Stevan Mena comes out guns blazing with his great horror debut (and Eventual trilogy) Malevolence.
Producer-Writer-Director Stevan Mena announces himself to the Indie Horror world with his debut feature. Malevolence is not your average low-budget horror film. By creating a clever mash-up Mena is able to do the one thing Horror Directors crave most; put the audience off balance.
A Kidnaping. A bank robbery. Two crimes. Separated by over a decade. These unrelated crimes intersect with dire consequences for everyone involved including the criminals themselves. What begins as an ordinary day for victim and criminal alike will end where no one is expecting.
The beauty of Mena’s film is knowing little to nothing about the various plot mechanics at play going in. That ignorance plays to the audience’s benefit. Even the comparison of say two films would ruin the sadistic fun in store for horror fans. What the film lacks in polish it more than makes up for in ingenuity. The film by design is self-contained and written to maximum its micro-budget but never feels like it’s compromised its story because of said budget.
Malevolence is a horror fan’s dream; an undiscovered gem waiting your eyes. Many horror vets will have seen and adored this entry. It is after all the first in a trilogy of horror films. Those that are not familiar will be quickly converted to fan as the closing credits roll.
Mena’s Company has provided a beautiful transfer from the original 35mm elements. The results are stunning in the way that film (not digital) looks in Hi-Def. There’s an ample amount of grain kept for the transfer which is perfect as the film has a consistently grim tone that keeps in line with the visual look. The transfer is a word is great.
They include the following:
- Audio Commentary by Stevan Mena and Brandon Johnson
- Leatherface Speaks
- Rehearsal Footage
- Back to the Slaughterhouse Featurette
- The Dark Side of Horror with Samantha Dark Featurette
- Deleted Scenes
- Stills Gallery
- Trailers, TV & Radio Spots
Commentary is an interesting affair with Mena and Brandon Johnson discussing the film. A great combination of “nuts and bolts” production anecdotes and discussion of development. Anyone getting into, or thinking of getting into Indie filmmaking must listen to this track. Mena and Johnson both discuss in pretty great detail the trials of making an indie film and why it can take, in the case of this film, years to complete. Definitely, worth a listen.
Back to the Slaughterhouse is a 31-minute behind the scenes making of featurette. Mena and company discusses the origins and making of the film. A compliment to the commentary. A lot of the stories told are not repeated. Lots of behind-the-scenes photos, b-roll and interview footage are included. A surprisingly in-depth making-of for a film that was as low budget as it was.

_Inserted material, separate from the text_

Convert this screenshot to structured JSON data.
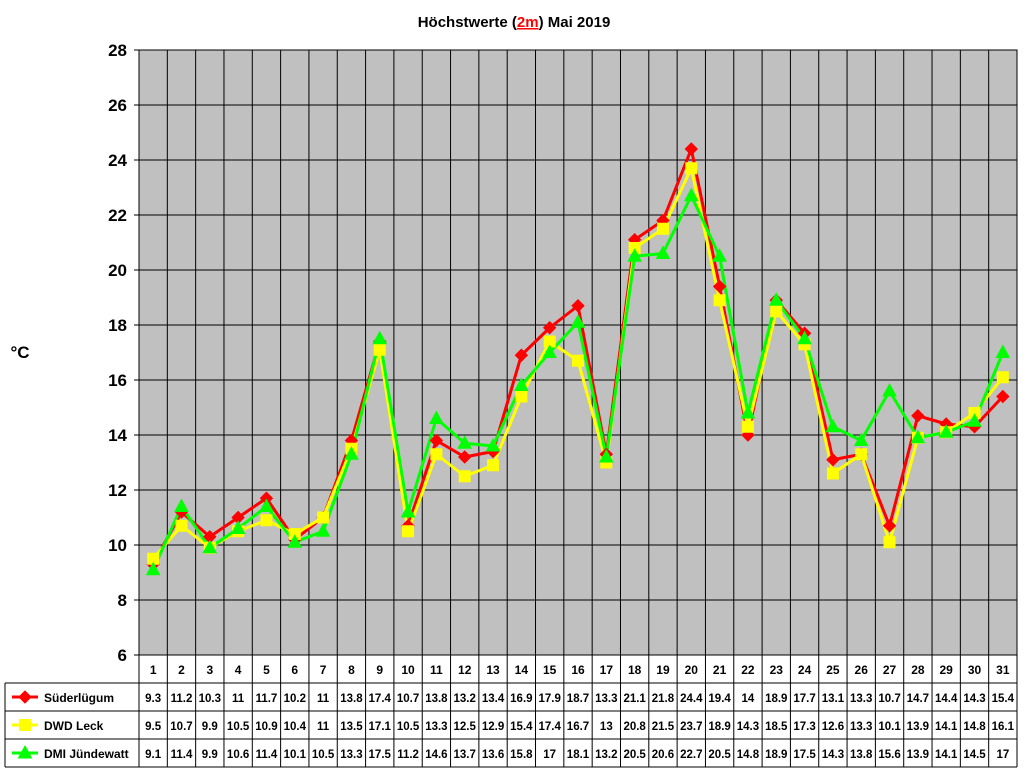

The Dark Side of Horror is a 12-minute interview with actress Samantha Dark who plays Samantha. Beginning with her love of classic horror and film, and her beginnings as a actress. The UK born actress discusses her experience with the production and also what Mena had really discussed the inspiration for the original film.
Leatherface Speaks is a 5-minute discussion with the original TCM baddie Gunnar Hansen and Mena. One can tell that Hansen has true affection for the film and Mena’s work. It’s a great bit to see the horror icon just talking hardcore film geekiness.
Fundraiser Trailer is a 1.5 minute trailer the production (aka Mena) used to sell potential investors. No different than an Kickstarter just done waaaay before Kickstarter was a thing. The trailer appears to be mastered off an AVID export or VHS. Which is fun in itself as it adds a visual aesthetic probably not really thought of.
The Deleted Scenes section is about 10-minutes long and amount to about approximately 9 lifts. Some of the deleted footage includes an entire section of film during the field burial. The other is an entire Roadblock scene. There’s odds and ends from the final moments of the film.
The photo gallery is a collection of behind-the-scenes photos set to the films score that runs automatically. There isn’t navigation as the way it’s presented is more like a photo/video collage.
Rehearsal footage is 1.5-minutes of a single scene played out. Shot on video.
Rounding out the special features are the Trailer and TV Spots. There are 1 60-second spot, 1 30-second spot, a local TV News Report on the filming of the production, and 3 radio spots.
The Final Thought
Malevolence is the real deal. Stevan Mena and his company have created a great Blu-Ray Special Edition filled with special features. Highest Possible Recommendations!!!!!!!!!!